ABBY: I'm the mother of a 36-year-old daughter. She claims I treat her younger brothers better than I treat her. I am a recovering addict -- clean for 20-plus years. I was in active addiction for nine years when she was a teenager, and she has never let that go. She constantly tells me how "unfair" I am, that I never make time for her and that I don't validate her feelings. I have apologized many times and tried to show her I don't treat her siblings differently. I schedule "us" time, but this is an ongoing battle, and I'm at a loss about how to fix it. How do I show her there's no difference in the way I treat any of them? How do I reassure her that her feelings are validated? This has caused me many tearful nights. -- WANTING SERENITY BACK

 

In reply Abby says she thinks this mother “created an emptiness in her daughter “that the mom may not be able to fill,” and that the daughter is “punishing” the mom for her former behavior.

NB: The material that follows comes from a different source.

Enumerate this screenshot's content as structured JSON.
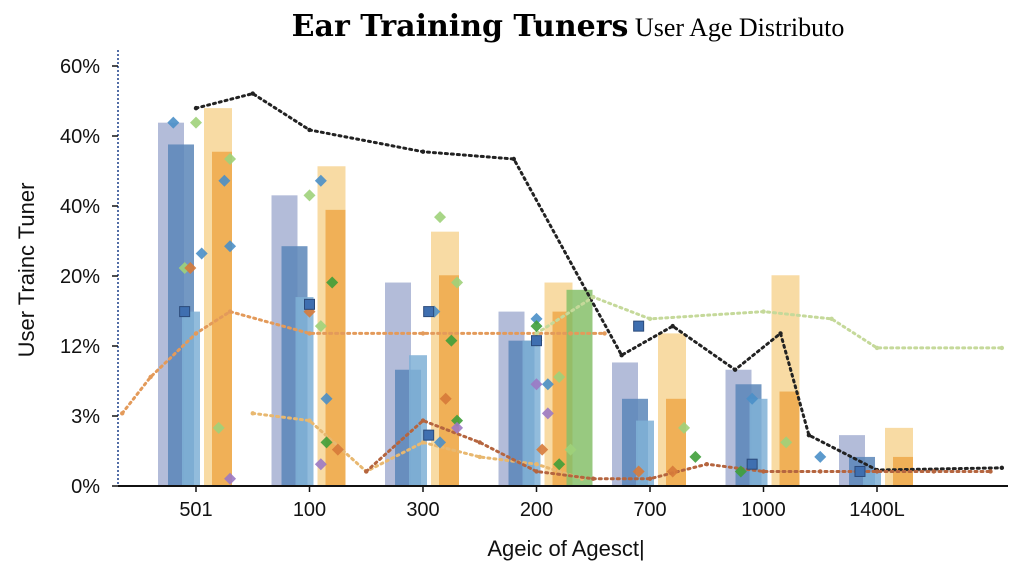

I submit that the daughter is actually giving Mom what Mom's endless guilt seems to be begging for: More and more guilt! Mom’s obsessive apologies would then trigger this pattern again and again, leading to the daughter heaping on more and more guilt leading to more apologies and so on in a vicious circle.

 

Each member of the duo thinks the other one needs this interaction while discounting their own contribution to the pattern. They have to cover up their own role in order to continue playing it effectively, both for the stabilization of a parent. Mom’s history of substance abuse and neglecting children would, under this scenario, be a role she was playing for her parents.